We define the minimal important change (MIC) as a threshold for a
minimal
within-person
change
over time above which patients perceive themselves
importantly
changed. There is a lot of confusion ...about the concept of MIC, particularly about the concepts of minimal
important
change and minimal
detectable
change, which questions the validity of published MIC values. The aims of this study were: (1) to clarify the concept of MIC and how to use it; (2) to provide practical guidance for estimating methodologically sound MIC values; and (3) to improve the applicability of PROMIS by summarizing the available evidence on plausible PROMIS MIC values.

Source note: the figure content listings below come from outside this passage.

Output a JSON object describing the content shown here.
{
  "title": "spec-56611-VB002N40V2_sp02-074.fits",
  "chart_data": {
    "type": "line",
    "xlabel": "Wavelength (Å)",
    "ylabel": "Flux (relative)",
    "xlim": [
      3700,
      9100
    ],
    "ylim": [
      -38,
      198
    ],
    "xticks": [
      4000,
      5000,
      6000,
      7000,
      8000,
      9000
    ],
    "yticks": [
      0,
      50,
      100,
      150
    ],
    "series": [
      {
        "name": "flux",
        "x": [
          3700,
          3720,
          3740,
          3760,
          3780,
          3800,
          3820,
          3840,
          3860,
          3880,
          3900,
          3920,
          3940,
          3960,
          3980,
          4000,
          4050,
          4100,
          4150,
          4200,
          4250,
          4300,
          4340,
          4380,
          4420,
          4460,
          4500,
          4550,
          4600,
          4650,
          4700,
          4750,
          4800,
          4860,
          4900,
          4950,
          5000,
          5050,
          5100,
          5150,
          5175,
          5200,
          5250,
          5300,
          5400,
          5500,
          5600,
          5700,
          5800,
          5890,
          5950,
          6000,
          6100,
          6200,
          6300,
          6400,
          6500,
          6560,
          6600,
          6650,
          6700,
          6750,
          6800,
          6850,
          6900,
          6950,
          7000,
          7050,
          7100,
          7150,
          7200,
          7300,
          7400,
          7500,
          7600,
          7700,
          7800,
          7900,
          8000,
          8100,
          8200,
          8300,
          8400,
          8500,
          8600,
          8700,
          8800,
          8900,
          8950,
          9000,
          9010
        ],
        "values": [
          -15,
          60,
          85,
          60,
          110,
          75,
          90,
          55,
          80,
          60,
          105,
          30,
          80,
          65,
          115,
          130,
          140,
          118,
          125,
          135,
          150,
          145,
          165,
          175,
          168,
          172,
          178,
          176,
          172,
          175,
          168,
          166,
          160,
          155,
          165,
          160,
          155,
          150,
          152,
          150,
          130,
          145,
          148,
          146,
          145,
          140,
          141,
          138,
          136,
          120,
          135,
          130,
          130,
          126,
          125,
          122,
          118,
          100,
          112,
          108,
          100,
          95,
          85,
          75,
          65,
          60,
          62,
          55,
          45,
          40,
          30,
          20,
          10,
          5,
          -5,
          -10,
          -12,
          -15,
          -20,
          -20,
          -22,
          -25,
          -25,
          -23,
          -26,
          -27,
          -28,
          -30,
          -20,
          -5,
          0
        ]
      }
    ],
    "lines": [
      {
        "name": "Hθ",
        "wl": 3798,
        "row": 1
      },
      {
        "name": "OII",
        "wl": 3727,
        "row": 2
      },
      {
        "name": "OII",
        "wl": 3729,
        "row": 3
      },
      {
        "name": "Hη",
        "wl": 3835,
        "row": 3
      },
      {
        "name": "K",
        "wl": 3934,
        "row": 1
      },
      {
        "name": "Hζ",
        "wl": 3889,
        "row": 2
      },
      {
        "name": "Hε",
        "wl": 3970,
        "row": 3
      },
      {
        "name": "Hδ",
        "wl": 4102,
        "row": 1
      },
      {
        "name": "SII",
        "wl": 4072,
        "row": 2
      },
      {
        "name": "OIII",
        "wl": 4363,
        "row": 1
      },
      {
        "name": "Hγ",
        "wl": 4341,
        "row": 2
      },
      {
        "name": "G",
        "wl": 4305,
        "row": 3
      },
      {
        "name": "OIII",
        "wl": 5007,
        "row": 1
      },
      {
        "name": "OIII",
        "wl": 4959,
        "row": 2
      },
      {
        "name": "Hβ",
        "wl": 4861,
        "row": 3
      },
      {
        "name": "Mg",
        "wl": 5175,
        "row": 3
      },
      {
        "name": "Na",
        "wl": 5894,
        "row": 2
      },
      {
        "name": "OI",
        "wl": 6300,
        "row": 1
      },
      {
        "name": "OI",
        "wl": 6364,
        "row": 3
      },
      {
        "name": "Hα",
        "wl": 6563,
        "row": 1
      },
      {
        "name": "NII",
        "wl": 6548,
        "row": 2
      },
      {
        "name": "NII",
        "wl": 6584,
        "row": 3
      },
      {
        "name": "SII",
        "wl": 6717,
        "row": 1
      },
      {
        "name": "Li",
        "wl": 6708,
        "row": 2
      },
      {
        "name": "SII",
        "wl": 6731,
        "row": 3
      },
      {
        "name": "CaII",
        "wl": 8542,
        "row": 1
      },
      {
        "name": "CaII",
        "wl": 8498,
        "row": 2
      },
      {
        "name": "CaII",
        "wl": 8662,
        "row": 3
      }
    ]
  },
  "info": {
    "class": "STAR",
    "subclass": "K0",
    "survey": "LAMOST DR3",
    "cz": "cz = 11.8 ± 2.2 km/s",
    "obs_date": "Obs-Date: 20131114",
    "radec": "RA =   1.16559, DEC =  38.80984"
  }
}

We discuss the concept of MIC and how to use it and provide practical guidance for estimating MIC values. In addition, we performed a systematic review in PubMed on MIC values of any PROMIS measure from studies using recommended approaches. A total of 50 studies estimated the MIC of a PROMIS measure, of which 19 studies used less appropriate methods. MIC values of the remaining 31 studies ranged from 0.1 to 12.7 T-score points. We recommend to use the predictive modeling method, possibly supplemented with the vignette-based method, in future MIC studies. We consider a MIC value of 2–6 T-score points for PROMIS measures reasonable to assume at this point. For surgical interventions a higher MIC value might be appropriate. We recommend more high-quality studies estimating MIC values for PROMIS.